Basically, there are two ways companies can offset costs.
First is change where they source products from.
You can get it into, say, Central America or even even West Africa.
You probably have a pretty good labor base there that can keep costs similar.
But part of the problem there is maybe you don't have the labor trained to do the work, and so they're going to have to be some investments over time to make that type of thing easier.
The overall uncertainty about what is going to happen after the pause, along with the fact that Trump is imposing tariffs on virtually the entire world, is paralyzing companies.
Is it safe to to pick up a new supplier in South America somewhere? Or would you expect there to be tariffs that come in place down there? So you know where the safe landing zone is hard for these businesses.

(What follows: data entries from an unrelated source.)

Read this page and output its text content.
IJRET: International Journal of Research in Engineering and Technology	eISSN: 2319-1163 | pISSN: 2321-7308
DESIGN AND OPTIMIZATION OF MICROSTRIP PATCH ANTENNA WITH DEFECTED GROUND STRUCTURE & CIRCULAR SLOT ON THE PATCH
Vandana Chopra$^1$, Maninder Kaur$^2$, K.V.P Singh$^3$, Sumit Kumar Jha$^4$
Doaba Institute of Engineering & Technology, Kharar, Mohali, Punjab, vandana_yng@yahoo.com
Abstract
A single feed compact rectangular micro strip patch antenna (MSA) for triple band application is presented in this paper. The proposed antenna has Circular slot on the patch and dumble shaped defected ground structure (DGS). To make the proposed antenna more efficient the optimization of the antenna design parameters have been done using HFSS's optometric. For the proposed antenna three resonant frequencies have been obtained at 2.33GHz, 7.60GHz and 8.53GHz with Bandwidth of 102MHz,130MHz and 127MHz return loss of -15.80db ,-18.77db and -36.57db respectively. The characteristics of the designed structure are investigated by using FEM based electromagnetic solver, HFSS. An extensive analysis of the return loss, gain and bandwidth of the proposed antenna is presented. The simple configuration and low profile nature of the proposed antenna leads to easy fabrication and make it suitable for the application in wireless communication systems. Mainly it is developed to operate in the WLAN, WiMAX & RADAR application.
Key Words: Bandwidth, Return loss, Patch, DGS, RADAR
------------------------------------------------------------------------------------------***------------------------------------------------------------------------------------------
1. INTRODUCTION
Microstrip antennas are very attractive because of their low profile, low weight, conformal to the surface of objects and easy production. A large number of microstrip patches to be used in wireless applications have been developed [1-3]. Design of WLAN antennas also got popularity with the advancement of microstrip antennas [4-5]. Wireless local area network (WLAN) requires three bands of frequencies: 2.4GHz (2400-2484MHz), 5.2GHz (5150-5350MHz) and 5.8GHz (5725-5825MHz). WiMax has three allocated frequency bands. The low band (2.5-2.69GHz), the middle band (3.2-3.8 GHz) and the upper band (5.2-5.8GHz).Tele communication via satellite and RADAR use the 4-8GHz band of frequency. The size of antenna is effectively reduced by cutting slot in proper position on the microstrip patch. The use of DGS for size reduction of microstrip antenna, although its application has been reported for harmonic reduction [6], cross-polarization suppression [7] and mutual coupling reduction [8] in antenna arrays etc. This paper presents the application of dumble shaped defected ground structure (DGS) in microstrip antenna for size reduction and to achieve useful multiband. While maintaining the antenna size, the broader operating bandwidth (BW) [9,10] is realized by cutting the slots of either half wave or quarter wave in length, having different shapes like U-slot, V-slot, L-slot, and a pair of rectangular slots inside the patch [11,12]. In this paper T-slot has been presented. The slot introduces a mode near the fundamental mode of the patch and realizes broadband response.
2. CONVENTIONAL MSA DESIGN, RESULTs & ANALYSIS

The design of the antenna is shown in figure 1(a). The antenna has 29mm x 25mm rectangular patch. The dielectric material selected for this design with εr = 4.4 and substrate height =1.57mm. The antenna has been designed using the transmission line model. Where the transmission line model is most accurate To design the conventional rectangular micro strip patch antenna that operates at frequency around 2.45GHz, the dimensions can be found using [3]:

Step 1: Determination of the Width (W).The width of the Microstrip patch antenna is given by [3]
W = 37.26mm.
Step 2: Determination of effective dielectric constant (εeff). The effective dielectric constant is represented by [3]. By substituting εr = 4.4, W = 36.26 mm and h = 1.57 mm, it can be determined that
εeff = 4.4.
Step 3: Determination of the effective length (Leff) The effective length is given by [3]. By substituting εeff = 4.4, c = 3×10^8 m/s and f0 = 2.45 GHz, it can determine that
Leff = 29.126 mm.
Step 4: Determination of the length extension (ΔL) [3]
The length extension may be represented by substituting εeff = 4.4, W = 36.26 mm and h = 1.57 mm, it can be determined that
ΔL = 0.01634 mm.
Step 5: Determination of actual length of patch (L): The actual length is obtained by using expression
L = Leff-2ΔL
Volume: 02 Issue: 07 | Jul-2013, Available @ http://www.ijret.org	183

They can also try to reduce costs throughout the supply chain, such as by automating tasks that includes fleets of autonomous vehicles or robotics in warehousing and loading.
I think there are opportunities for that in transportation, but still we have a whole bunch of people power that drives the transportation business, and that's not going to change anytime soon.
The big question is how long does this continue? Right? And, uh, right now there doesn't seem to be an end in sight.
What everybody is looking for right now is real deals.
Rhetoric does not matter.
You have to look at these trade deals.
And if you look at things that are, quote a win, you have to see if it's really a win or if it's just bluster.